At the same time, violence is “enormous,” Kleinschmidt said, with rocks thrown at aid workers, an attempted lynching and fighting among residents, most of whom are from the Syrian area of Dara’a.
The refugees, distrustful of authority, also have “a very disturbed relationship” with the state that translates into hostility for the officials running the camp, Kleinschmidt said. Smuggling and theft are common, from siphoning off extra electricity to one incident in which the camp’s police station disappeared overnight -- its trailer disassembled and spirited away under cover of darkness, Kleinschmidt said.
Seventy percent of the refugees living in Jordan have bypassed camps for the cities, according to Aoife McDonnell, a spokeswoman for UNHCR at the camp. Even so, many come back to the Zaatari camp after leaving, Kleinschmidt said, realizing the quality of the amenities at the camp, including schools, 35 liters of water a day, soccer fields, hospitals, electricity and playgrounds.
Kleinschmidt said he envisions the day when the camp, which costs $1 million a day to run, can stop being “simply a money pit but allows people to contribute and be part of a major initiative” to help Jordan.
Jordanian Foreign Minister Nasser Judeh, who toured the camp with Kerry, said yesterday that while his country is grateful for international support “we are in need for more.”
“I’m looking forward to the closure of the camp,” he said today. Outside the trailer where he and Kerry were being briefed, a line of newly planted olive trees wilted in the sun.
Iran is increasing support for Assad’s Syrian regime, supplying military equipment and supporting Hezbollah troops who are increasingly involved in heavy front-line fighting, a U.S. State Department official said today.

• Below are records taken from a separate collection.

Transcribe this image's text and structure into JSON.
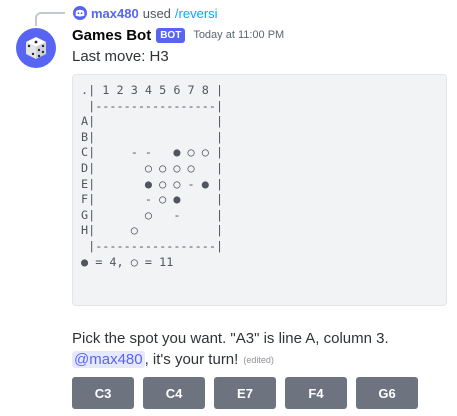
{
  "reply": {
    "username": "max480",
    "verb": "used",
    "command": "/reversi"
  },
  "message": {
    "author": "Games Bot",
    "badge": "BOT",
    "timestamp": "Today at 11:00 PM",
    "text": "Last move: H3",
    "board_lines": [
      ".| 1 2 3 4 5 6 7 8 |",
      " |-----------------|",
      "A|                 |",
      "B|                 |",
      "C|     - -   ● ○ ○ |",
      "D|       ○ ○ ○ ○   |",
      "E|       ● ○ ○ - ● |",
      "F|       - ○ ●     |",
      "G|       ○   -     |",
      "H|     ○           |",
      " |-----------------|",
      "● = 4, ○ = 11"
    ],
    "prompt": "Pick the spot you want. \"A3\" is line A, column 3.",
    "mention": "@max480",
    "turn_text": ", it's your turn!",
    "edited": "(edited)"
  },
  "buttons": [
    "C3",
    "C4",
    "E7",
    "F4",
    "G6"
  ],
  "colors": {
    "blurple": "#5865f2",
    "button_grey": "#6d7480",
    "codeblock_bg": "#f2f3f5",
    "command_blue": "#00a8fc"
  },
  "icons": {
    "reply_app_icon": "discord-icon",
    "avatar": "dice-icon"
  }
}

Syria is also getting help from Russia, which is filling weapons contracts and allowing the regime and individuals to skirt sanctions by using Russian banks, said the official, who wasn’t authorized to speak publicly.
Kerry, on his sixth trip to the Mideast in as many months, has put priority on reviving Israeli-Palestinian talks, even while confronting other regional challenges involving Syria’s civil war, Egypt’s political upheaval and Iran’s nuclear program.
Kerry came to Jordan this week to update the Arab League Peace Initiative committee on his attempts to restart peace talks. The Arab League’s delegation “praised the efforts made by U.S. President Barack Obama and Secretary Kerry, and their commitment to achieve peace,” the group said in a statement.